In 1867, T. Ellwood Zell & Co. published A Guide to the City of Chicago: Its Public Buildings, Places of Amusement, Commercial, Benevolent, And Religious Institutions; Churches, Hotels, Railroads, Etc., Etc. Its 196 pages contains a short history of the city, descriptions of the principal places of interest, a number of beautiful engravings of public buildings, and many pages of fascinating advertisements.
At the very end of the book is some advice for those traveling to Chicago in 1867.
- 1. Purchase your ticket previous to entering the cars, thus saving yourself trouble
and a dime.
2. Check your baggage, thereby avoiding any anxiety or vexation.
3. Have regard for the rights of your fellow-travellers, thereby teaching them by example to respect yours.
4. The fact of any article being deposited in a seat is evidence of the seat having been taken.
5. Always show your ticket (without getting in a bad humor) whenever the conductor asks for it. Observe this rule, and it will pay.
6. Look out for your valise, carpet-bags, &c., (as professional thieves are always around,) especially when the cars stop at a dining station.
7. A gentleman or lady should not occupy more than one seat at a time.

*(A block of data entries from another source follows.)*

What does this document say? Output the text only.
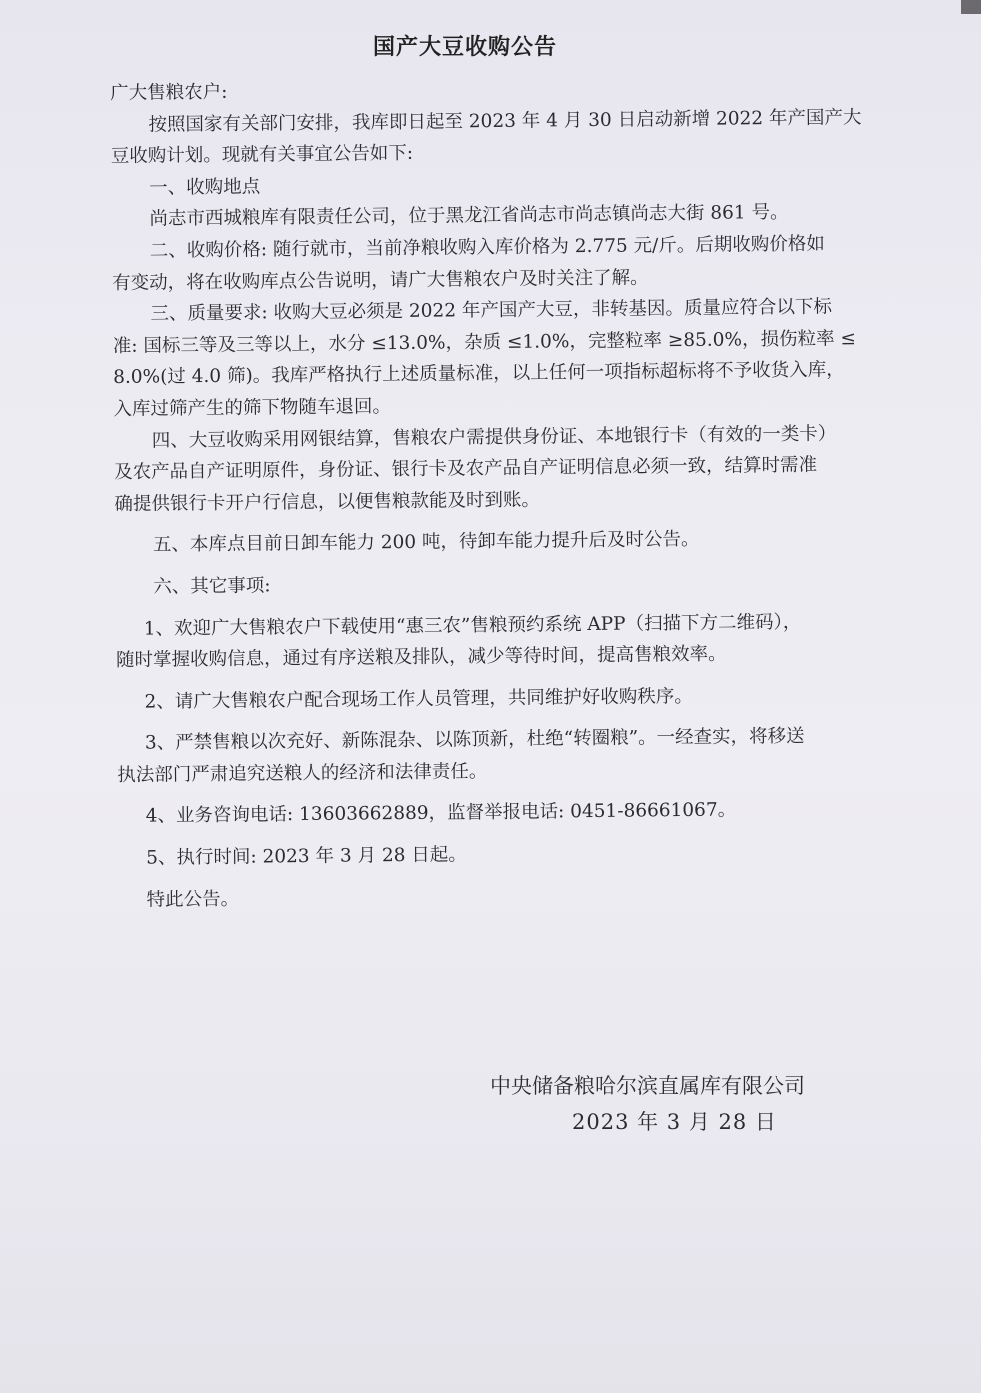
国产大豆收购公告
广大售粮农户:
按照国家有关部门安排，我库即日起至 2023 年 4 月 30 日启动新增 2022 年产国产大
豆收购计划。现就有关事宜公告如下:
一、收购地点
尚志市西城粮库有限责任公司，位于黑龙江省尚志市尚志镇尚志大街 861 号。
二、收购价格: 随行就市，当前净粮收购入库价格为 2.775 元/斤。后期收购价格如
有变动，将在收购库点公告说明，请广大售粮农户及时关注了解。
三、质量要求: 收购大豆必须是 2022 年产国产大豆，非转基因。质量应符合以下标
准: 国标三等及三等以上，水分 ≤13.0%，杂质 ≤1.0%，完整粒率 ≥85.0%，损伤粒率 ≤
8.0%(过 4.0 筛)。我库严格执行上述质量标准，以上任何一项指标超标将不予收货入库，
入库过筛产生的筛下物随车退回。
四、大豆收购采用网银结算，售粮农户需提供身份证、本地银行卡（有效的一类卡）
及农产品自产证明原件，身份证、银行卡及农产品自产证明信息必须一致，结算时需准
确提供银行卡开户行信息，以便售粮款能及时到账。
五、本库点目前日卸车能力 200 吨，待卸车能力提升后及时公告。
六、其它事项:
1、欢迎广大售粮农户下载使用“惠三农”售粮预约系统 APP（扫描下方二维码），
随时掌握收购信息，通过有序送粮及排队，减少等待时间，提高售粮效率。
2、请广大售粮农户配合现场工作人员管理，共同维护好收购秩序。
3、严禁售粮以次充好、新陈混杂、以陈顶新，杜绝“转圈粮”。一经查实，将移送
执法部门严肃追究送粮人的经济和法律责任。
4、业务咨询电话: 13603662889，监督举报电话: 0451-86661067。
5、执行时间: 2023 年 3 月 28 日起。
特此公告。
中央储备粮哈尔滨直属库有限公司
2023 年 3 月 28 日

8. Ladies without escort in traveling should be very particular with whom they become acquainted.
9. “If your lips would save from slips,
Five things observe with care:
Of whom you speak, to whom you spoak,
And how, and when, and where.”
10. Whenever you see a fellow overanxious for your comfort, and pushing himself forward, saying, “Are you traveling alone?” “Allow me to/’&c., &c., just say to him,
“Thank you, sir. I require no assistance.” By observing this rule, ladies will often save themselves and others trouble.
11. Never sit in a seat, in warm weather, with a man weighing 244 pounds.
12. Never give information without being asked, then you will not be contradicted.
13. Never let your valise, bag, coat, or any other article, occupy a seat when there is a rack for them. It looks bad for you to occupy a whole seat when there are passengers
standing without seats.
14. Never sit on the end of another person’s seat with your back turned, talking to an opposite party; it is disagreeable to the one whose seat you are thus obtruding yourself on.
15. Never sit beside a person who is hard of hearing, and has never travelled any; get away; there are too many questions to be answered.
16. Never make love in a railroad car; being too affectionate, people will talk.
17. All railroad tickets are GOOD UNTIL USED ; the condition “good for this day only” being of no value, according to judicial decisions.